Although it isn't everyday attire, Bruneian men wear the tenunan over loose pants to Friday prayers. By late Thursday afternoon, women are in fine floral sarongs and long matching tunics, a sign of the approaching Islamic weekend. In contrast, and in preparation for the rainforest, I was in utilitarian gear and I was reminded of an Omani friend who had pitied me for my uninteresting wardrobe.
Ulu Temburong, the country's first national park, is located in the isolated, rugged eastern half of Brunei, separated by Sarawak, Malaysia as a result of a late nineteenth century treaty. Rivers provide the best access: a public speedboat swept me from Bandar, through a mangrove forest on either side of the Brunei River, briefly into Malaysia, through open sea, and finally up the Temburong River to Bangar town.
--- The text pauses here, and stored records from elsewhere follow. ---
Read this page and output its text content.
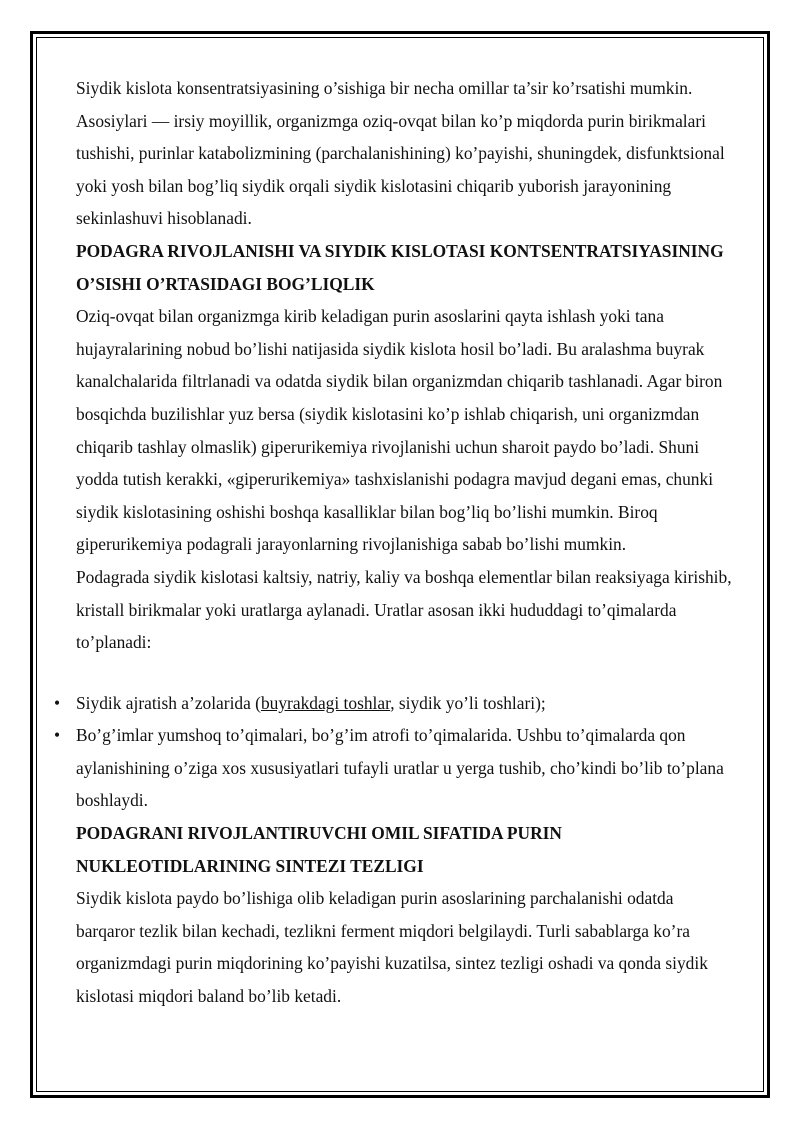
Siydik kislota konsentratsiyasining o’sishiga bir necha omillar ta’sir ko’rsatishi mumkin. Asosiylari — irsiy moyillik, organizmga oziq-ovqat bilan ko’p miqdorda purin birikmalari tushishi, purinlar katabolizmining (parchalanishining) ko’payishi, shuningdek, disfunktsional yoki yosh bilan bog’liq siydik orqali siydik kislotasini chiqarib yuborish jarayonining sekinlashuvi hisoblanadi.

PODAGRA RIVOJLANISHI VA SIYDIK KISLOTASI KONTSENTRATSIYASINING O’SISHI O’RTASIDAGI BOG’LIQLIK

Oziq-ovqat bilan organizmga kirib keladigan purin asoslarini qayta ishlash yoki tana hujayralarining nobud bo’lishi natijasida siydik kislota hosil bo’ladi. Bu aralashma buyrak kanalchalarida filtrlanadi va odatda siydik bilan organizmdan chiqarib tashlanadi. Agar biron bosqichda buzilishlar yuz bersa (siydik kislotasini ko’p ishlab chiqarish, uni organizmdan chiqarib tashlay olmaslik) giperurikemiya rivojlanishi uchun sharoit paydo bo’ladi. Shuni yodda tutish kerakki, «giperurikemiya» tashxislanishi podagra mavjud degani emas, chunki siydik kislotasining oshishi boshqa kasalliklar bilan bog’liq bo’lishi mumkin. Biroq giperurikemiya podagrali jarayonlarning rivojlanishiga sabab bo’lishi mumkin.

Podagrada siydik kislotasi kaltsiy, natriy, kaliy va boshqa elementlar bilan reaksiyaga kirishib, kristall birikmalar yoki uratlarga aylanadi. Uratlar asosan ikki hududdagi to’qimalarda to’planadi:

• Siydik ajratish a’zolarida (buyrakdagi toshlar, siydik yo’li toshlari);
• Bo’g’imlar yumshoq to’qimalari, bo’g’im atrofi to’qimalarida. Ushbu to’qimalarda qon aylanishining o’ziga xos xususiyatlari tufayli uratlar u yerga tushib, cho’kindi bo’lib to’plana boshlaydi.

PODAGRANI RIVOJLANTIRUVCHI OMIL SIFATIDA PURIN NUKLEOTIDLARINING SINTEZI TEZLIGI

Siydik kislota paydo bo’lishiga olib keladigan purin asoslarining parchalanishi odatda barqaror tezlik bilan kechadi, tezlikni ferment miqdori belgilaydi. Turli sabablarga ko’ra organizmdagi purin miqdorining ko’payishi kuzatilsa, sintez tezligi oshadi va qonda siydik kislotasi miqdori baland bo’lib ketadi.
A hired vehicle brought me the short distance to Batang Duri, where another boat took me eight kilometers upstream to the park's headquarters. I was fortunate: the river level was high enough that I didn't have to hop out and help push us over the many rapids.
Nearby was the Kuala Belalong Field Center, established for biodiversity research in 1991 by the University of Brunei and the Brunei Shell Oil Company. Visitors used to stay here with prior permission before the tourist cabins were built, wooden huts at the top of a hill the height of a minaret. Once I was settled, only dinner necessitated descending: the staff cooked breakfast in my kitchen so I could enjoy coffee among ancient trees, insect whines and birdsong, while condensation dissipated from the river below.
The climb from river to accommodation was a mere warm-up for the forest where a seven-kilometer wooden stairway has been built to access the hilly terrain. Eight hundred and ninety-seven calf-tightening steps ascended to the halfway mark of the canopy-walk, a metal footbridge suspended in the tree-tops that allows two-legged creatures the perspective of arboreal ones. At 130 feet I didn't see the monkeys and hornbills that thrashed branches or took flight with heavy wings. The view was of jungle, complex and simple, dramatic and silent, 500 steaming square kilometers of it. That morning as I left for my hike with a forestry department guide, a group of young students disappeared into its depths for two weeks with only food, compasses and an enthusiasm for adventure.
We rafted back to park headquarters through the pink light from the sun's withdrawal, a time of day that in Islam is accompanied by the maghrib prayer call. The summons wasn't audible in this rainforest but nevertheless I heard its message: wealth is secondary to landscape and faith.